Massachusetts man who traveled to Canada tests positive for monkeypox
A Massachusetts man has been diagnosed with monkeypox after traveling to Canada, the Centers for Disease Control and Massachusetts Department of Public Health have confirmed on Wednesday.
While the agencies are working with the man's healthcare providers and local health boards to identify anyone who had contact with him, they insist his case poses no risk to the public, and he is reportedly hospitalized and in good condition.
The case is the first to surface in the US this year and comes on the heels of an alert by Spanish authorities of a potential outbreak of the virus among 23 people in Madrid. While typically spread by respiratory transmission, a spokesperson for Madrid's regional health department suggested the local outbreak was driven by "fluid contact," noting that eight of the suspected cases were found in gay men.

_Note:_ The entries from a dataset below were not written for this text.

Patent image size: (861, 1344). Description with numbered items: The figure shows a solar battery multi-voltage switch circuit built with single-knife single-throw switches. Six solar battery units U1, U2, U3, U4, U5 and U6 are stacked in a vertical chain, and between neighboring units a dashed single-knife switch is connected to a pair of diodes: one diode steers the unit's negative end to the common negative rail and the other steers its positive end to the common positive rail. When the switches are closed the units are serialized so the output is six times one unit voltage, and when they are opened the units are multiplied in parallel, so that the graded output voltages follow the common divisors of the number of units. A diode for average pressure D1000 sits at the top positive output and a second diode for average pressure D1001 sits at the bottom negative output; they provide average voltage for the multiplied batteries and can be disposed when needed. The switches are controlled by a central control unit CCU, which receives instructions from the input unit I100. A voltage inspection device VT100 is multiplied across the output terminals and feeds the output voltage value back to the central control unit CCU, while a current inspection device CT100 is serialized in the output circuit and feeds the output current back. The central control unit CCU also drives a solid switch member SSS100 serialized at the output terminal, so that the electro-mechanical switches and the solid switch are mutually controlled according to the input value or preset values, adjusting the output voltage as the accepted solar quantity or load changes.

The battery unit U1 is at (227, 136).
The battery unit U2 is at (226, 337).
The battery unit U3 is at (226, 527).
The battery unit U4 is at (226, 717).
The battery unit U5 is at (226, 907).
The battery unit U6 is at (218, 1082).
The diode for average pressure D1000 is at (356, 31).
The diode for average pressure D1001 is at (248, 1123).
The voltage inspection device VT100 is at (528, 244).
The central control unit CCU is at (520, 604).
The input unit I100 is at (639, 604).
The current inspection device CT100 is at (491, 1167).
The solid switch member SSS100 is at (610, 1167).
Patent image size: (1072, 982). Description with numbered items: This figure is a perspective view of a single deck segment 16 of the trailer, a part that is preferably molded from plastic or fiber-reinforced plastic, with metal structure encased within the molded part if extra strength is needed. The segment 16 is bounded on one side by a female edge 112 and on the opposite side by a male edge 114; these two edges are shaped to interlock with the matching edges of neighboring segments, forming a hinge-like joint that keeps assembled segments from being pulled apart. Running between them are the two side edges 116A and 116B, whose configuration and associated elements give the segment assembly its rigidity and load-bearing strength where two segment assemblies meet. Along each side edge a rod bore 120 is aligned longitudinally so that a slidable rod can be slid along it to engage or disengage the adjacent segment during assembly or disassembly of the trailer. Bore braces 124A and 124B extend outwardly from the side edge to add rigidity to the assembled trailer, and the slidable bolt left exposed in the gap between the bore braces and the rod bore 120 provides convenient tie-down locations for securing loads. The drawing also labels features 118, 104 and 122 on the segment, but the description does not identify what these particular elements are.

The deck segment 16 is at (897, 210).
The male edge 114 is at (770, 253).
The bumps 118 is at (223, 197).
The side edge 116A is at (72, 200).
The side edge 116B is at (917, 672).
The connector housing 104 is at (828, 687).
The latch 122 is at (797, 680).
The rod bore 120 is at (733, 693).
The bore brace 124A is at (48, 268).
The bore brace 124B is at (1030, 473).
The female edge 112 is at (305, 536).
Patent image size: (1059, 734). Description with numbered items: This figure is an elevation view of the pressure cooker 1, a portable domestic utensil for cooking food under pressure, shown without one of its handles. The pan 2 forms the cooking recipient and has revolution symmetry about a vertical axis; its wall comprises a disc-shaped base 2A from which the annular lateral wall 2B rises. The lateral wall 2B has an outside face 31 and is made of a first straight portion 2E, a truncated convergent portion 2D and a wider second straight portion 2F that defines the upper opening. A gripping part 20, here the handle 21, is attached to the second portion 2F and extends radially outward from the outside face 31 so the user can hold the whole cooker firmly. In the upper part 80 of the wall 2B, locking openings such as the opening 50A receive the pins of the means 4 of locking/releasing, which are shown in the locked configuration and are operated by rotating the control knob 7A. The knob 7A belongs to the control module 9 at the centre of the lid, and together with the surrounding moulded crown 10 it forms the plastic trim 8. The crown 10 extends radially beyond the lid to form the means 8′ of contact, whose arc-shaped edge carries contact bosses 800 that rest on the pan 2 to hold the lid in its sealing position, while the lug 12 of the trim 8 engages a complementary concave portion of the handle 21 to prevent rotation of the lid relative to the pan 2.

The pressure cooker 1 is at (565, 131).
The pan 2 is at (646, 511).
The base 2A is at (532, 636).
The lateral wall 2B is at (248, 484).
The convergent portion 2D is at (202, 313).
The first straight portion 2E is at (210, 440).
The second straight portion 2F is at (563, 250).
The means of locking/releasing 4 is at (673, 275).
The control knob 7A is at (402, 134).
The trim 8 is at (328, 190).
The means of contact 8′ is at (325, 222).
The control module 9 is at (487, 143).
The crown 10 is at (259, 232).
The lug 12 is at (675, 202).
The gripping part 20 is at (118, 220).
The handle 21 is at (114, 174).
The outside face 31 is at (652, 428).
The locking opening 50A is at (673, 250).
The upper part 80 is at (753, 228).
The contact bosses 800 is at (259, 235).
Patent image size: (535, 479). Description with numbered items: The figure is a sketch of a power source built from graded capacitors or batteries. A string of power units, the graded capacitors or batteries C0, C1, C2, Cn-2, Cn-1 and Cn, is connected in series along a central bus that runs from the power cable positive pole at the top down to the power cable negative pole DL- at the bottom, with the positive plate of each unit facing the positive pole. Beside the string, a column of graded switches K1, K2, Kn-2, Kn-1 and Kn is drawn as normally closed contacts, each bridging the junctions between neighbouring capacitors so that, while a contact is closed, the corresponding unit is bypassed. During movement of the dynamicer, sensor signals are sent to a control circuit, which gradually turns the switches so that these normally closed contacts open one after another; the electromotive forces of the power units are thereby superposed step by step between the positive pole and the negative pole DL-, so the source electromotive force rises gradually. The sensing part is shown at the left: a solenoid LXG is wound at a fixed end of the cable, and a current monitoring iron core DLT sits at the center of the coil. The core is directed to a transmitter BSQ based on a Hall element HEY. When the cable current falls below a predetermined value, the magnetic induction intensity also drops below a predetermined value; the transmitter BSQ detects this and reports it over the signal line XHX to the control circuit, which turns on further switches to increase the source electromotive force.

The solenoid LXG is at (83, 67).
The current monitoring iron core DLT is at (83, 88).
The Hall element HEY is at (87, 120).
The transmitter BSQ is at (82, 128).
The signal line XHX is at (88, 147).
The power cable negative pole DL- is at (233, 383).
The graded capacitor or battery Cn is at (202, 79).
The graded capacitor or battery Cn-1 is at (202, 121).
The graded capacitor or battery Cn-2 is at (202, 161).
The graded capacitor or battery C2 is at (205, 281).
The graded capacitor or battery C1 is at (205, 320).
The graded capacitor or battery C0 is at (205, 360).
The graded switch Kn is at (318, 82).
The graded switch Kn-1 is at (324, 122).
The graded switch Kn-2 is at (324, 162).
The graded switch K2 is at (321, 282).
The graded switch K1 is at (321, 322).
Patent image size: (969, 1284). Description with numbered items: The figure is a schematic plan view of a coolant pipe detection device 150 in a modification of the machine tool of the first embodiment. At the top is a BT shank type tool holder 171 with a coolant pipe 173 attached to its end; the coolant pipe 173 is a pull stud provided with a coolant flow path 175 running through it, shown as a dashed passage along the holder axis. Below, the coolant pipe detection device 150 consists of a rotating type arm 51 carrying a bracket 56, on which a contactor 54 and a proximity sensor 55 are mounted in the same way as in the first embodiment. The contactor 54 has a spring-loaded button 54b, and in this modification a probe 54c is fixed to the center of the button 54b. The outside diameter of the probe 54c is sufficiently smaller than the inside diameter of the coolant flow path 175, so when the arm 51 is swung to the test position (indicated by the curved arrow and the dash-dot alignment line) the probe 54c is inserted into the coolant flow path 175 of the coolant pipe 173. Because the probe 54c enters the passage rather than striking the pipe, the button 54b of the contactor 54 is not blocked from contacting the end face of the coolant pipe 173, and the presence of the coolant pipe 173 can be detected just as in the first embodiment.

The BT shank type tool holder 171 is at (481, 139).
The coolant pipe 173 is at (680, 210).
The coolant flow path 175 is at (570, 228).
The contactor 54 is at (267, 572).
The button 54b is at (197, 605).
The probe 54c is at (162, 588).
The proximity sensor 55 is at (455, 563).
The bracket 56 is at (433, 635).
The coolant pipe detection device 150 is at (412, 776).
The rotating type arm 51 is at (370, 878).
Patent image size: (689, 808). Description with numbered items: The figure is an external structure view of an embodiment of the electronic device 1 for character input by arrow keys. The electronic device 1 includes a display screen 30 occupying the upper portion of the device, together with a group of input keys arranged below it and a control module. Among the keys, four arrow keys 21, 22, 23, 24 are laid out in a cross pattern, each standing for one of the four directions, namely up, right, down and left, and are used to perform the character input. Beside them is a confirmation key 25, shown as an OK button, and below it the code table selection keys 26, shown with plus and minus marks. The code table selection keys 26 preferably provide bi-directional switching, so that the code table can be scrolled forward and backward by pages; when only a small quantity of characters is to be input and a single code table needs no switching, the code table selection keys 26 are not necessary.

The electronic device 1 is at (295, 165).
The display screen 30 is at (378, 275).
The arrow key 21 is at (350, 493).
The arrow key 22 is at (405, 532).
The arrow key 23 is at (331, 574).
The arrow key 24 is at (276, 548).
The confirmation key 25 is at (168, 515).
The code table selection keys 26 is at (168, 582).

Some 20 suspected cases of monkeypox also surfaced among Portuguese young men in and around Lisbon this week, and a number of similar cases have been confirmed in the UK. Of the seven UK cases confirmed as of Monday, four of the most recent were in gay or bisexual men, and the first involved a person who had recently been to Nigeria, where the infection was likely contracted.
Monkeypox has similarities with both smallpox, a deadly virus declared eradicated in 1980, and chickenpox, a common childhood disease. It begins with flu-like symptoms including fever, headache, muscle aches and swollen lymph nodes, before a rash emerges on the face and spreads to other body parts. While incurable, it is typically mild and sufferers usually recover within weeks.
There are two forms of monkeypox - a west African and a central African strain - and the current crop of cases are believed to be of the milder west African variety. Two cases of monkeypox were diagnosed last year in the US, both in people who had recently traveled to Nigeria.
The virus is difficult to spread, with transmission typically occurring through contact with bodily fluids and sores, contaminated clothing, or prolonged face-to-face contact leading to exchange of respiratory droplets.